Figure 3. CUL2^LRR1 is required for CMG ubiquitylation and replisome disassembly during S‐phase in mouse ES cells.

• A
  Cell extracts were generated after the indicated treatments and then incubated with anti‐GFP beads. Factors co‐purifying with GFP‐SLD5 were monitored by immunoblotting.
• B
  TAP‐SLD5 cells were subjected to the indicated treatments. The level of LRR1 and VHL was assessed by immunoblotting. The asterisk denotes a non‐specific band.
• C
  For the experiment described in (B), TAP‐SLD5 was isolated from cell extracts and the indicated factors monitored by immunoblotting.
• D
  The activity of CUL2^LRR1 was inhibited in GFP‐SLD5 cells as described in Materials and Methods, by treatment with a combination of LRR1 siRNA and MLN4924 (the combined treatment was important to block CMG disassembly during DNA replication termination, and Fig EV2B shows combining LRR1 siRNA with MLN4924 produces a tighter block to CMG‐MCM7 ubiquitylation than either individual treatment).
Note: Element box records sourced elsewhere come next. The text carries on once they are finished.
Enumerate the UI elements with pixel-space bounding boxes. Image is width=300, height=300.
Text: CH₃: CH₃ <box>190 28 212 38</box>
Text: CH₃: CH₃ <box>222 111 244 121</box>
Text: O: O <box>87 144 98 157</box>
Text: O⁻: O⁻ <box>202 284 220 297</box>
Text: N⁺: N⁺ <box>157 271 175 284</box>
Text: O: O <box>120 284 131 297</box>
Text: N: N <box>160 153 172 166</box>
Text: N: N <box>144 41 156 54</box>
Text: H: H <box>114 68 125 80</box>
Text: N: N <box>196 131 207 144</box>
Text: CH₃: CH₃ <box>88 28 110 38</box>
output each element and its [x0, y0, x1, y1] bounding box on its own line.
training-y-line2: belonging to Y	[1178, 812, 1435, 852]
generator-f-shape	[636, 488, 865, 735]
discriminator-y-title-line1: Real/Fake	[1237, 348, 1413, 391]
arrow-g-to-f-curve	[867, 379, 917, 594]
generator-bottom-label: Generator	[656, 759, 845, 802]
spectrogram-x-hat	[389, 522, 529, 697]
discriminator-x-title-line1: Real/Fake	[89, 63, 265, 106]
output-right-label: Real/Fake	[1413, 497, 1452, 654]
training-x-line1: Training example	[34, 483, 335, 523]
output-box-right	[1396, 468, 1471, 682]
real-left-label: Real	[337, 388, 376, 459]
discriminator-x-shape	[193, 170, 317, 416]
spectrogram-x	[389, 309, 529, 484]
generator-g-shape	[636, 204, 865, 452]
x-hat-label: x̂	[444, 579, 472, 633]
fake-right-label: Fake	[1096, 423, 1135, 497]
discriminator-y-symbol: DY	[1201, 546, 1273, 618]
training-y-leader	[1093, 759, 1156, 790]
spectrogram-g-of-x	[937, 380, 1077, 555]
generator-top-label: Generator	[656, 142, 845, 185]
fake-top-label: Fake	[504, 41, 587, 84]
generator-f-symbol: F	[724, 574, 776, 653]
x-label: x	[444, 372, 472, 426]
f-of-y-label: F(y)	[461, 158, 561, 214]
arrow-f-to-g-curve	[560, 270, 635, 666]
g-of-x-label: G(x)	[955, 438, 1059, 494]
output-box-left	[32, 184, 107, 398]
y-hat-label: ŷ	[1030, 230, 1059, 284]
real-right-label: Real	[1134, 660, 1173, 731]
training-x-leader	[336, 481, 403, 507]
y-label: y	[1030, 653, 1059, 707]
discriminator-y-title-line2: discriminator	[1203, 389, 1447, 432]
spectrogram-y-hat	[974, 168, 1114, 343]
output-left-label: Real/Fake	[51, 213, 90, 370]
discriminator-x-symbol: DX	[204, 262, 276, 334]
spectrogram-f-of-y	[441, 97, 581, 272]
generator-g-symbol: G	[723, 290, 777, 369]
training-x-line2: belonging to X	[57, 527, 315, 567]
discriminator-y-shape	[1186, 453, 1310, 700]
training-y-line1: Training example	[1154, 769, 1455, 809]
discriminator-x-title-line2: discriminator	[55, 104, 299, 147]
Fixed cells were analysed as above. Arrows indicate the accumulation of GFP‐SLD5 on constitutive heterochromatin (49% cells, n = 125).
• E
  Cells were treated as in (D) and the localisation of GFP‐SLD5 was compared with CLASPIN by immunofluorescence. Arrows indicate the co‐localisation of GFP‐SLD5 and CLASPIN on constitutive heterochromatin (in 90% cells with GFP‐SLD5 patches, n = 103).

Data information: Scale bars in all panels correspond to 10 µm.